The Center of Excellence on Public Sector Productivity is sponsoring 11 Kartilya sessions for the 2018 Productivity Series centering on relevant issues and concerns affecting national development and productivity. These issues have been identified as tax reforms, e-government, regulatory management, knowledge management and innovation, citizen-centered governance, lean management, business excellence, big data analytics, fair competition, phronetic leadership, 5S, and quality circle.
The first of this series of Kartilya sessions started last March 9 with the theme “Implications of the Tax Reform on Public Sector Productivity,” with Director Juvy Danofrata of the Department of Finance and Executive Director Jose Enrique Africa of the IBON Foundation as resource speakers. Ms. Danofrata discussed the principles and application of the Tax Reform for Acceleration and Inclusion or TRAIN Law provisions vis-à-vis the key provisions of its Package 1 that is supposed to uplift the lives of Filipinos especially in the long term. Africa, on the other hand, identified what certain sectors claimed as the loopholes and disadvantages of the said law to the Filipino public.
The tax reform
Danofrata emphasized that the said law, or Republic Act No. 10963, aims to correct a number of deficiencies in the current taxation system and hopes to reduce poverty and inequality through a system where the rich would have a bigger contribution in tax payments while the poor would benefit more from the government’s programs and services.
The DOF, according to Danofrata, acknowledged that the TRAIN Law definitely has an effect on prices of commodities; however, it should not be a very significant increase owing to the research that they conducted that showed the increase should only be 0.3 percent for food and 0.7 percent for other basic commodities.
To address the issue of those who would be directly affected by the oil excise tax, the DOF proposed a P200-per-month cash transfer to the poorest 10 million households in 2018. This will then be increased to P300 per month in 2019 and in 2020.
Danofrata said the TRAIN law envisions to improve the quality of life of all Filipinos by using 70 percent of the revenues that would be raised to fund infrastructure projects over a five-year period as part of the “Build, Build, Build Program” of the Duterte administration.
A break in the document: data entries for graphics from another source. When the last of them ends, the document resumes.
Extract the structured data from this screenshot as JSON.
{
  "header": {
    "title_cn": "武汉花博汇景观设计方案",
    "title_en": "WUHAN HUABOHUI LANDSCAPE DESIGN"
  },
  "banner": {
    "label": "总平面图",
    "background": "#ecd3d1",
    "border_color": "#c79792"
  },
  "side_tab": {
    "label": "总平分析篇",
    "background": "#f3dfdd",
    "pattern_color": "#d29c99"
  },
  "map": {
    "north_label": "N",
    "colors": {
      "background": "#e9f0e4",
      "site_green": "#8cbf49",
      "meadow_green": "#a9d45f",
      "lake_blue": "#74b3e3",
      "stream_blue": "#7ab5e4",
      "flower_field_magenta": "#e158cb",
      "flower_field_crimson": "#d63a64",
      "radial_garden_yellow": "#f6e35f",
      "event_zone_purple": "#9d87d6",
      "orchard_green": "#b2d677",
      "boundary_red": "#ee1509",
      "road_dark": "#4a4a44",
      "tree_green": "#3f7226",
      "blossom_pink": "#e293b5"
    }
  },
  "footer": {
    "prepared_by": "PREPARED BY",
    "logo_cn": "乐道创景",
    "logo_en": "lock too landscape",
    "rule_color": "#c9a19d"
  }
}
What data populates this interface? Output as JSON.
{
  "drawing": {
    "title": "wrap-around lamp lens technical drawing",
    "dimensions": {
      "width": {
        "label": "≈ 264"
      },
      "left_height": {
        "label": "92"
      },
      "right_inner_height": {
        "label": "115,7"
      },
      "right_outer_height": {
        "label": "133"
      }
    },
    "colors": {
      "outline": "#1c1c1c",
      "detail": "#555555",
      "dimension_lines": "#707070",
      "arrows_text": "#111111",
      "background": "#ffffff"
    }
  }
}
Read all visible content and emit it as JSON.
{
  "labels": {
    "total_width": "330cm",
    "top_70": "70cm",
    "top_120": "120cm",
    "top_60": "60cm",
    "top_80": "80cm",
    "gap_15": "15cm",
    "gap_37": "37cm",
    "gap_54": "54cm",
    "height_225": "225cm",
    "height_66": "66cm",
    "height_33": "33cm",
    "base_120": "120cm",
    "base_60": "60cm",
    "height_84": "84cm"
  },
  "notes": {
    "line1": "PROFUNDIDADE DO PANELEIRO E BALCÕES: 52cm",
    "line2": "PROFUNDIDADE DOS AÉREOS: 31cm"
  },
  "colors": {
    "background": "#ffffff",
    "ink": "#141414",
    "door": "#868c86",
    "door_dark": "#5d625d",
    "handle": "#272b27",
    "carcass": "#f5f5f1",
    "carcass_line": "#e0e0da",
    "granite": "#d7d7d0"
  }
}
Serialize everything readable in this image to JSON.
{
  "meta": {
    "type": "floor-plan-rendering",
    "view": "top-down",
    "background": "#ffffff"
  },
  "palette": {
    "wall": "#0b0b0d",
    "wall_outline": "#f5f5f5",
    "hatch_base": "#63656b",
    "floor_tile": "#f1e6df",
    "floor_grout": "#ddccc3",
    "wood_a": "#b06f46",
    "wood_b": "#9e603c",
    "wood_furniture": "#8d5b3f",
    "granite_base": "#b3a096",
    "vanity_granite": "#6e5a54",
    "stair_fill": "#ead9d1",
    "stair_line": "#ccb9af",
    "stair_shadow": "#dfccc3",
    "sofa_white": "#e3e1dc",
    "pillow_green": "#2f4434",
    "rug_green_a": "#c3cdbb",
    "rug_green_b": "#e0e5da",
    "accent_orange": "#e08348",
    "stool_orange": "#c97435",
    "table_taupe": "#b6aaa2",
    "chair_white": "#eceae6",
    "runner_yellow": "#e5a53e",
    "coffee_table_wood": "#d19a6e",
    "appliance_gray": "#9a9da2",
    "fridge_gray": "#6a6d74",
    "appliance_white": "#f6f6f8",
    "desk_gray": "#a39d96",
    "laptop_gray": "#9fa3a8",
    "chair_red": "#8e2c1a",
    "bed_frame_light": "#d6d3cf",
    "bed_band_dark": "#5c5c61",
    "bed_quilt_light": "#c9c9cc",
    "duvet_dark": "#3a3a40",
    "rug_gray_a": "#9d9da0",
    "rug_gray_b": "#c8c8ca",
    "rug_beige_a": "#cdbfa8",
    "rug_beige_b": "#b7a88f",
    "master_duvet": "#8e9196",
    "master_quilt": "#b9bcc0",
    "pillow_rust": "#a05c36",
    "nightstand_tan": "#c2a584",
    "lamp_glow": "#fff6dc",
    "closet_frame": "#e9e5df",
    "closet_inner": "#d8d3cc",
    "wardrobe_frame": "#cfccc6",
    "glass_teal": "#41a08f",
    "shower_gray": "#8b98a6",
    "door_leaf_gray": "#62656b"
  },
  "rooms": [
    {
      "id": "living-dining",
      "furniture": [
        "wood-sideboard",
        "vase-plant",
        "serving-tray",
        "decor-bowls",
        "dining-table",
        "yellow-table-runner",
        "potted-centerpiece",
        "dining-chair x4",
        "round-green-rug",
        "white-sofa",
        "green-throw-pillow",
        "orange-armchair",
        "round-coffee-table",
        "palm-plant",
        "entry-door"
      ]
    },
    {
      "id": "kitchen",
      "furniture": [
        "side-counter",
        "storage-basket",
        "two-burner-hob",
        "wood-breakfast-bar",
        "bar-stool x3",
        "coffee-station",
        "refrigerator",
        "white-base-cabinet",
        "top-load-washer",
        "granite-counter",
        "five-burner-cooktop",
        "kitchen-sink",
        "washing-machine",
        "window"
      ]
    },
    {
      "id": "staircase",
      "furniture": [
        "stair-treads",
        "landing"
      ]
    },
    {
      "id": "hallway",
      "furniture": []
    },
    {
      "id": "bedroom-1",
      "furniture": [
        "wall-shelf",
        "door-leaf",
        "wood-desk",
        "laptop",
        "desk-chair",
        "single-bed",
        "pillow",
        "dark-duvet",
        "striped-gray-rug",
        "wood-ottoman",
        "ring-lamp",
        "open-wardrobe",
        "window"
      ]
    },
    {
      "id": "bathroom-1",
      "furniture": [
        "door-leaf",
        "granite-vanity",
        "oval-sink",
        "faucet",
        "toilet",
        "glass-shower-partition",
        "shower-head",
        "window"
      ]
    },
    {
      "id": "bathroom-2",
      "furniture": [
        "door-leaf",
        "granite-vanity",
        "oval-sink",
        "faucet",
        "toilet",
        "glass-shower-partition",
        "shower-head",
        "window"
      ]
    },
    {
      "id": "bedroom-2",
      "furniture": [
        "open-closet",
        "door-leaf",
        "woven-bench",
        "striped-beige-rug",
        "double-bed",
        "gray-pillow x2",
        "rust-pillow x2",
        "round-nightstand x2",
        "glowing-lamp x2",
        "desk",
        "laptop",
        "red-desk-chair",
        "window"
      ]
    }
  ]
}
These include provisions for military structure, sports facilities for public schools, and potable drinking water in public places.
The remaining 30 percent, meanwhile, will be used to fund certain social services especially for sugar farmers, investments in education, health, social protection, employment, free skills training at the Technical Education and Skills Development Authority, and the conditional fund transfer to the poorest 10 million households as determined by the Department of Social Welfare and Development.
Through these infrastructure developments, the government hopes to yield a higher quality of education among the workforce, higher income for farmers because of the cash transfers, more efficient farming practices and farm-to-market accessibility, as well as increase in mobility by improving mass transport system in the country. The BIR Director shared that the vision of the TRAIN Law is not to burden the people but to make sure that in the long run, all will benefit from it to provide everybody a better future.
Africa, for his part, stressed that although the government was able to come up with a comprehensive tax reform program through the TRAIN Law, such law did not consider the context of the Filipino public and the unintended consequences of the so-called “most comprehensive taxation system” in the country. He stated that one of the loopholes is that the gains are only concentrated on the rich while the system takes so much from the poor. Such law, he said, would only increase the productivity of the BIR and Bureau of Customs at the expense of the tax system’s effectiveness in delivering vital social and development outcomes.
Moreover, Africa stressed that the claim that the TRAIN Law will eventually rescue 21 million Filipinos from poverty is an overstatement. Based on the data they have acquired from the Philippine Statistics Authority, it is not true that 99 percent of Filipinos will benefit from it despite the purported cash transfers that will then be lifted by 2021. He emphasized that the real effect of the TRAIN Law would only be felt in 2021 by the poorest of the poor after the Cash Transfer Program of the DSWD has ended.
More than TRAIN
The IBON official said that although the TRAIN Law supposedly aims to improve social services, healthcare and education, it would take a lot more factors to be able to address poverty and inequality in the country.
Both speakers encouraged Filipinos to continuously inquire and enter into dialogue with government officials and other sectoral organizations as they assess the implications of the TRAIN Law to the Filipino public’s everyday life. They said that all people need to be vigilant in order for them to be able to assess later the impact of such law to national development and to the people’s collective aspirations.
Africa conveyed his last point that the government need not actually collect taxes from all. Ms. Danofrata concluded by reminding everyone to do their respective shares for the realization of a better life for every Filipino. In the end, both agreed that the common good has to be articulated by every Filipino citizen.